Yes, you will end up with loads of crap. That’s guaranteed. The very thought of people reading your story might embarrass you. The entire amount of work you had done might just seem like a never-ending pile of garbage. But hold on. That is where you will find gold. (Even that is guaranteed)

Writing is nothing but creating loads and loads of garbage and then editing it to create a masterpiece.

Once you are done with your first draft, it is time for some relaxation. Just keep your story away for a while; till you have completely vacated the ‘story writing’ zone. Only when you look at your story with a reader’s eyes, will you able to figure out the inconsistencies and the boring parts in it.

Come back with a reader’s mind to get started with the edit. Rewriting is a tricky thing. How much ever you rewrite your story, you will never get satisfied.

If you edit your story a hundred times, there are chances that you will still find irregularities the next time you try to edit it. Editing is a never-ending process, which can never give you complete satisfaction, and hence, can never give out a perfect story. The story of yours which you find perfect today will appear imperfect a few days later, thereby arousing your inner critics to edit the entire thing once more.

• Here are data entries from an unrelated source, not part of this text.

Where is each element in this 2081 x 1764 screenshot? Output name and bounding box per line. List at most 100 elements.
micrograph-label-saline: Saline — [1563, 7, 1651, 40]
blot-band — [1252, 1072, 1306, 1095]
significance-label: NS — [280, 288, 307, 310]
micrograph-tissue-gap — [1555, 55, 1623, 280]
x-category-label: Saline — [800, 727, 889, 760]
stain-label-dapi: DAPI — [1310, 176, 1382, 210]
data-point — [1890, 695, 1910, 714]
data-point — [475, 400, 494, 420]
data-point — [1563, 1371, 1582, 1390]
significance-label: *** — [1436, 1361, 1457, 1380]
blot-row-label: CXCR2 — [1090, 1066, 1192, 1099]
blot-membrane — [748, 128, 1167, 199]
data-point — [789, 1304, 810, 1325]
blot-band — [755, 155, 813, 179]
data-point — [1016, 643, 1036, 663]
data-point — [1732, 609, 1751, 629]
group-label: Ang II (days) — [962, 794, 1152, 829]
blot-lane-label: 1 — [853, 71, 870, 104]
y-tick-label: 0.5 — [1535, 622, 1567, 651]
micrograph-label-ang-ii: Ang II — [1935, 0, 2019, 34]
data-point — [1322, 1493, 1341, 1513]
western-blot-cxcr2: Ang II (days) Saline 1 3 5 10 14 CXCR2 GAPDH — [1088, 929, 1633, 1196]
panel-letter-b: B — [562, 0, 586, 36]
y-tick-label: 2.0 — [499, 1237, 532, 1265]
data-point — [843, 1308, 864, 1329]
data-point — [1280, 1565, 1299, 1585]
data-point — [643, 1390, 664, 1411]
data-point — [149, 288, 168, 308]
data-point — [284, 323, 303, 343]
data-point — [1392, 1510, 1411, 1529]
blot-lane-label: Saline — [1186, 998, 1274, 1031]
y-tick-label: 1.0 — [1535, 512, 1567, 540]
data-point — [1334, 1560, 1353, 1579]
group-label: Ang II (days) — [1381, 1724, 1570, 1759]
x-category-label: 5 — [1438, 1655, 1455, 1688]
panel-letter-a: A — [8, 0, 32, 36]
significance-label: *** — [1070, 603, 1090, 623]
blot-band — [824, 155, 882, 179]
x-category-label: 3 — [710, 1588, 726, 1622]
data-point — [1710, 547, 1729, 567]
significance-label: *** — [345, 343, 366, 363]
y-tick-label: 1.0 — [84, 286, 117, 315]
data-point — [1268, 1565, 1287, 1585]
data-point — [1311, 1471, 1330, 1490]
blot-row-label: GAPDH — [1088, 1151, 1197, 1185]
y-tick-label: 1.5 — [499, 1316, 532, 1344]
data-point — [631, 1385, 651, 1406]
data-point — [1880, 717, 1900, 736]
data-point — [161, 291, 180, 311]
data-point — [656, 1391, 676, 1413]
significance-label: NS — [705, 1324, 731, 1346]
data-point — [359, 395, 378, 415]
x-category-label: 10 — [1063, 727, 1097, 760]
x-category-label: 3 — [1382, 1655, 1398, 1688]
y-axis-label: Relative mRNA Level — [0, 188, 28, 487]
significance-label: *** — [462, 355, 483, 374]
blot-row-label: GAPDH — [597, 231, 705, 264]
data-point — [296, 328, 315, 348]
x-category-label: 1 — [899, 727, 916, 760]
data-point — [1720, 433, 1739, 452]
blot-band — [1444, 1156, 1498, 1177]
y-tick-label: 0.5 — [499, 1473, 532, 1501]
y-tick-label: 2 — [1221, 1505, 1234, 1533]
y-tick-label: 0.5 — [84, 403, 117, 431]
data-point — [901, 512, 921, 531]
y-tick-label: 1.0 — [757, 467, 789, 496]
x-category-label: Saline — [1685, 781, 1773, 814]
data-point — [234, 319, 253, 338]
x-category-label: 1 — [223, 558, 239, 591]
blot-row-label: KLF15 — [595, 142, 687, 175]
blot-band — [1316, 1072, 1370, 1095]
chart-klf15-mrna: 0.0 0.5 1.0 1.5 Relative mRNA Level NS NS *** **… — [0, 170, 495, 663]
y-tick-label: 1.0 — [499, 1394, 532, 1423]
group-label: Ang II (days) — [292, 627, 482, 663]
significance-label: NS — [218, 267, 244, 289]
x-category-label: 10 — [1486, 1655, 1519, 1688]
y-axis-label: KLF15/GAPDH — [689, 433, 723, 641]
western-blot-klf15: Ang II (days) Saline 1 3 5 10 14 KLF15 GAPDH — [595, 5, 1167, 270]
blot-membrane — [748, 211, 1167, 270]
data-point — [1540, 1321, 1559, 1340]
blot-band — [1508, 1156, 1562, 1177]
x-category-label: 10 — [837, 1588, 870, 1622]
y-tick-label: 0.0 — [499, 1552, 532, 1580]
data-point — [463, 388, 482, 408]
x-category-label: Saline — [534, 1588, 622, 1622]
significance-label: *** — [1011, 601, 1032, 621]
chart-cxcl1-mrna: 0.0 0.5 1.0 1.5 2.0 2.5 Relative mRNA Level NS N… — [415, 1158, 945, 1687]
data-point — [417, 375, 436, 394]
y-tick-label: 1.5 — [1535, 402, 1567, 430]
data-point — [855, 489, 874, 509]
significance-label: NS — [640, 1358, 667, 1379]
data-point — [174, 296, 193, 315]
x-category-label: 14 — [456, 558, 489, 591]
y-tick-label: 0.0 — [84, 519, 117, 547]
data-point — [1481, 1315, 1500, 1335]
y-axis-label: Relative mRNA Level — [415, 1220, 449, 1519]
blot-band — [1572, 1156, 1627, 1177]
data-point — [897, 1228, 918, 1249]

Do the editing continuously. Don’t take long breaks. Edit the entire thing at a stretch. And once you are done with it, give a read one final time. Make sure you have figured out the glitches in your story and have fixed them.

The underlying method to become a master in the art of writing is to write. And to write daily. There are no shortcuts. Don’t expect a Shakespearean mastery of the art if you haven’t written even for 10,000 hours.

They say it takes ten thousand hours to master any craft. How many hours have you written?

 Good writers write. It doesn’t matter if they are tired. It doesn’t matter if they are going through a divorce. It doesn’t matter if their kids are screaming. It doesn’t matter if they’re sick and dying in the hospital. It doesn’t matter if terrorists drop a nuclear bomb on their hometown. They write. End of story. – John Morrow, Blogger.